I had this brilliant idea. See, I’m trying all hard to dump my emotional and intellectual frump, and I’m trying to make my life more efficient. I have a few hours here and there to write, so I do. I have a few hours carved out for client work, and I’m pushing hard to fill that time. I’ve recently sequestered a few hours a week for exercise, and I’m actually doing it. Hell, Interwebs, I’m actually reading again. Because I was exhausted from whining that staying at home for my kids meant there was nothing left of me. IT was time to change! Part of the July revolution around Naptime is that I wanted a crafty project to fill my two evenings with Spouse and Netflix. Watching a movie is a great joy and a collossal waste of time for someone who cannot abide sitting still. So I knit or sew or do something handsy while I watch.

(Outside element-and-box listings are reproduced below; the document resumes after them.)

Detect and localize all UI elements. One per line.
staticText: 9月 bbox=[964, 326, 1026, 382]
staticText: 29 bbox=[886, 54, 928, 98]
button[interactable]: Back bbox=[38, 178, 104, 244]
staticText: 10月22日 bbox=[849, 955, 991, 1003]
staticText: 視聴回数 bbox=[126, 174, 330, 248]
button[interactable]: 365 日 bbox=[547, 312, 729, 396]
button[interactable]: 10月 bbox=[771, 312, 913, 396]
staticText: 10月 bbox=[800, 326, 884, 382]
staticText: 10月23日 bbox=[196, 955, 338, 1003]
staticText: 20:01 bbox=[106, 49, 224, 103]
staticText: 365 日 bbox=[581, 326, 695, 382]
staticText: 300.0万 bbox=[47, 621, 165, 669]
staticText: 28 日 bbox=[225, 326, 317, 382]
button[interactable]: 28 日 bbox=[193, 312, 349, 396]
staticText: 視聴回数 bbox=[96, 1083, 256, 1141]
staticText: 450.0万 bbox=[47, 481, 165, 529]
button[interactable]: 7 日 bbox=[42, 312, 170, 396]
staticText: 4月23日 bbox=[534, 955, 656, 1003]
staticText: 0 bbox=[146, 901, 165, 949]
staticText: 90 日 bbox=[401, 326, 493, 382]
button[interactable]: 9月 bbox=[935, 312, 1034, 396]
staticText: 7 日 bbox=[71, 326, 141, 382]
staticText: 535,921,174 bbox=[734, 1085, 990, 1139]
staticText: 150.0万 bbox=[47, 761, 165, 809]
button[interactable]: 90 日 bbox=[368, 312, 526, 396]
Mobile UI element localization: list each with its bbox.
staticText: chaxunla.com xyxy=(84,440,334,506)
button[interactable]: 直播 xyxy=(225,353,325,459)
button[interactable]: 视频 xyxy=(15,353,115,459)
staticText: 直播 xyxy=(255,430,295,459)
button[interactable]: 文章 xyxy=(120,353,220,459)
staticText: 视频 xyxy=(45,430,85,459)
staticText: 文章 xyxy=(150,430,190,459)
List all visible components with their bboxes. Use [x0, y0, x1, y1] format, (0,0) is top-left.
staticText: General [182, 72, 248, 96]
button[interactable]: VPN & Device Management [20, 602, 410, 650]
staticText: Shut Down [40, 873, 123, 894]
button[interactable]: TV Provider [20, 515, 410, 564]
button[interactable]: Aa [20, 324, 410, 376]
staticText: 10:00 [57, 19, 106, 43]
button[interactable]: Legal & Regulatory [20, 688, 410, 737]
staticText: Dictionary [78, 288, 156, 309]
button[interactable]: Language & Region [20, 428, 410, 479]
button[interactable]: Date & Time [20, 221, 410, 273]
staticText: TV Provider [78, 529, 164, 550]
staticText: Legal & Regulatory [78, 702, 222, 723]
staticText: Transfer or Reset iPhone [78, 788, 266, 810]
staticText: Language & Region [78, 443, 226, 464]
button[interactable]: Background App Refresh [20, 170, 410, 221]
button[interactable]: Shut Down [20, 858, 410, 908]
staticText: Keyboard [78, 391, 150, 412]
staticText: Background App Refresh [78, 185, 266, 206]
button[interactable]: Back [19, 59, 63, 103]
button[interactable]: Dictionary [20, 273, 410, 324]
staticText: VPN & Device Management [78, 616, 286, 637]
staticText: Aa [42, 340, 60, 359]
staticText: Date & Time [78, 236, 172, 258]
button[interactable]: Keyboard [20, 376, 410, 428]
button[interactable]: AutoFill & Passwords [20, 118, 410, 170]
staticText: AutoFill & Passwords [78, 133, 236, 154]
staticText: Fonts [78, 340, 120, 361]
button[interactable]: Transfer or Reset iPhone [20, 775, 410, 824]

And after I saw the local yarn bombings and was inspired to craftiness again, I had a brilliant idea to cross stitch snark whenever the idiot box is on. To make little pillows that say “Shut Yur Piehole” and “Bah Humbug” and “Y’all Don’t Come Back, Ya Hear?” So I searched online to find out how to cross stitch (You shut your whore mouth: sometimes my great ideas are for things I don’t know how to do. That means I’m growing while you’re busy…getting good at things you already know how to do. So you can sound better on your LinkedIn profile than I do because you “stick with projects” and “finish what you start.” Shut your talking place.)

So a quick search on DIY cross sticth revealed this site for Subversive Cross Stitch. And this book for Subversive Cross Stitch. And this blog for Seriously Seditious Stitching. Complete with feminist and disestablishmentarian gallery.

Let me get this straight, so I can phrase it with action verbs for my resume: haven’t cornered the market on bad attitude, am way late to the snarky home crafts game, will be stuck watching a movie with Spouse while knitting a plain ol’ scarf, now fully aware how petty my ideas and goals are, given the long tradition of kickass revolutionary cross stitch?!

Fathereffing hell! You see why my fathereffing frump is hanging on me like a cheap suit? I can’t catch a break in this goldanged side-project-that-takes-away-from-my-other-projects game!

Stupid effing Internet.

Now wait one crafty-mama minute. I have it. Brilliant. While I was ranting to you delightful people, another option came into view. I’m going to go work on it for one week. In the four hours designated for such a project. And if what I think will happen actually happens, you’ll be the first to hear about it.

Oh, there will be snark. Mark my words, Interwebs. I will use my powers for fun and profit if it kills me. Which it won’t. Cuz if I can thrive, staying at home for more than five years with a child who ranks right up there with the highest of the highly spirited, if I can keep snark alive without sleep for four of the last five years, if my brain can survive the years away from academia and awesomely creative careers that used to feed me, I can damned well find a way to turn a profit from my bad attitude.

See ya in a few, dear readers. Cross your fingers and your stitches and your Ts, and I’ll be on my way soon.